La justice gagne la bataille contre les bateaux pollueurs en Méditerranée


Les amendes colossales dissuadent les armateurs de souiller la Méditerranée

La répression semble bien avoir payé. Les amendes colossales auxquelles sont condamnés les armateurs dont les navires polluent la Méditerranée ont eu un effet dissuasif.

Dégazer dans les eaux sous compétence judiciaire française devient tellement coûteux que les pollueurs ne s'y risquent plus. Le nombre des pollutions recensées s'effondre. On en a dénombré 185 l'an denier dans les eaux territoriales et la zone économique exclusive françaises contre 350 en 2008.

Certes, le trafic maritime diminue en Méditerranée mais cela n'est pas de nature à expliquer ce phénomène. La France ne relâche pas ses efforts. La Marine nationale et les douanes équipées d'avions de surveillance assurent le même nombre d'heures de vol depuis des années. L'Agence de sécurité maritime bénéficie de 50 % de passages satellitaires supplémentaires, autre moyen pour détecter les pollutions orphelines.

Autre indication de la victoire des juges sur les pollueurs, le tribunal correctionnel de Marseille - compétent pour la Méditerranée française - jugeait hier son dernier dossier de pollution maritime. Depuis le flagrant délit effectué, le 27 janvier 2012, par un avion de la Marine nationale à l'entrée des Bouches de Bonifacio, plus aucun contrevenant n'a été interpellé. Les tiroirs du parquet maritime de Marseille sont vides ; les magistrats s'en félicitent. Ce jour-là, en milieu d'après-midi, l'avion de la Marine avait observé un ruban gris argenté d'environ 200 m de large sur une longueur de douze kilomètres, dans le sillage du Trefin Adam, un chimiquier appartenant à un armateur turc, battant pavillon de Malte et commandé par un capitaine ukrainien, Dmytro Kolmoyets.

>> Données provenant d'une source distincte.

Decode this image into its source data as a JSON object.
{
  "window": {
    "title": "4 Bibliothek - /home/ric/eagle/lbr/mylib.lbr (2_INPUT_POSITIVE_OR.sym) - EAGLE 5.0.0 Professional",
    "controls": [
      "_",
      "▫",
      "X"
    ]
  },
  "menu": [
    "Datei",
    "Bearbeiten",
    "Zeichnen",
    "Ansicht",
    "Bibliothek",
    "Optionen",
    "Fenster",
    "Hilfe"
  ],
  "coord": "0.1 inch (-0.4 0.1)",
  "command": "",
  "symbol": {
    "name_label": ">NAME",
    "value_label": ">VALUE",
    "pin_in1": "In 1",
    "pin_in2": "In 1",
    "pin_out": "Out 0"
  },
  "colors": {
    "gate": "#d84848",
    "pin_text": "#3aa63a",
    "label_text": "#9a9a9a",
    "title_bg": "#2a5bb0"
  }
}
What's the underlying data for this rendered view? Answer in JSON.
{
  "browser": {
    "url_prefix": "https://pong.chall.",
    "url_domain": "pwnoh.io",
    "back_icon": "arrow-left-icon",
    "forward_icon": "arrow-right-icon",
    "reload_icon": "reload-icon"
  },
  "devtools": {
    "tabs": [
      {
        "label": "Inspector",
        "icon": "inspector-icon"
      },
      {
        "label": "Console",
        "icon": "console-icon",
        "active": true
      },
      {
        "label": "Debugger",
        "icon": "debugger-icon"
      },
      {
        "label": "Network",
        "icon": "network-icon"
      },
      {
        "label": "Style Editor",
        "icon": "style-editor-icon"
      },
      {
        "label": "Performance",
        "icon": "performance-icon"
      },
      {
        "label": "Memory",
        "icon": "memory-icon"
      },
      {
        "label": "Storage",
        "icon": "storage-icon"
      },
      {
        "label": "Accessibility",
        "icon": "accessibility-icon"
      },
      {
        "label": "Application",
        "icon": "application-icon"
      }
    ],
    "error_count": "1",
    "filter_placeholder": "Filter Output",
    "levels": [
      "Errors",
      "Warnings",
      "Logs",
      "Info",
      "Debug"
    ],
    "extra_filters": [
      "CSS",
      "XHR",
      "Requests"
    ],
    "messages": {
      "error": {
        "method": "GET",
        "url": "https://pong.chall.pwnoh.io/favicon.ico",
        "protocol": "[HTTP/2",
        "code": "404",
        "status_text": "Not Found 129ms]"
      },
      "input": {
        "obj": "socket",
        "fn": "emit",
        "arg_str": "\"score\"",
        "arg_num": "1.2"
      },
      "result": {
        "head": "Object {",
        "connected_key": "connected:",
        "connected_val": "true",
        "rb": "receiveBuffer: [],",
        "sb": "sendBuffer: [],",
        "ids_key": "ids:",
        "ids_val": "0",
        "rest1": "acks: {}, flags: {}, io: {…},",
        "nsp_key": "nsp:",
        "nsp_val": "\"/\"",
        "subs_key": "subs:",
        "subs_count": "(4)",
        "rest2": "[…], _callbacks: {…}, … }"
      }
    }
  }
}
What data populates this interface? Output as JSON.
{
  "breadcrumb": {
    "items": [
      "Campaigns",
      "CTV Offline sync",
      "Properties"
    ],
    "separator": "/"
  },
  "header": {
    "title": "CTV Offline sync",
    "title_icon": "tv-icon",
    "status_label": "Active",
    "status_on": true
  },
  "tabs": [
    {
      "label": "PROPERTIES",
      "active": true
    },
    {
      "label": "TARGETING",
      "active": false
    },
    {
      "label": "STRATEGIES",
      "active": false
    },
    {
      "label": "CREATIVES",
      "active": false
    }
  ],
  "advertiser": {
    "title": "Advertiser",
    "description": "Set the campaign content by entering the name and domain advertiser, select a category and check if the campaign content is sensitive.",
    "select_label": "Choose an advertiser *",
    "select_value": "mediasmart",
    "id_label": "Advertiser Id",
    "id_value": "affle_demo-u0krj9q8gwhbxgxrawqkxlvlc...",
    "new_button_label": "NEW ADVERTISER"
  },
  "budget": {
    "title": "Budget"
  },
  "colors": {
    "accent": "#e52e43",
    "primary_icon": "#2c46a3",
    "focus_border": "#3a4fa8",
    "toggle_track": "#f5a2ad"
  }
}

Au pilote du Xenon Golf de la Marine nationale, ce dernier confirmait être en train de nettoyer ses citernes mais assurait ne rien rejeter à la mer. "Nous procédons au lavage des cuves en cycle fermé, nous récupérons toutes nos eaux sales", indiquait le commandant de bord. Le navire venait de décharger à Naples sa cargaison de biodiesel et se rendait à Fos-sur-Mer pour charger de l'essence sans plomb à destination d'un port grec. La pollution surprise ne concernait donc pas des hydrocarbures. Si le rejet d'huiles végétales est autorisé hors des eaux territoriales, il ne l'est pas dans la zone des douze milles nautiques.

Le parquet de Marseille avait donc ordonné la consignation du Trefin Adam qui n'avait repris la mer que contre le versement d'un cautionnement de 350 000 €. À la barre, le pilote de l'avion commente le film qu'il avait tourné : "À l'Est de la Corse, j'ai détecté ce rejet d'une substance liquide. Le changement de coloration de l'eau se situait exactement à la poupe du bateau et dans le sillage". Pour le pilote, le déversement était toujours en cours, ce que conteste l'armateur qui a réclamé sa relaxe. Le procureur Cédric Saunier a requis une amende de 300 000 € contre l'armateur et de 75 000 € contre le capitaine du navire dont 50 000 € à la charge de l'armateur. Ces amendes sont supérieures lorsqu'il s'agit d'hydrocarbures.

Le 5 décembre dernier, le même tribunal avait infligé des amendes de 650 000 € à la compagnie tunisienne de ferries et à l'un de ses commandants pour un dégazage, le 15 octobre 2009, hors des eaux territoriales. L'affaire est en appel.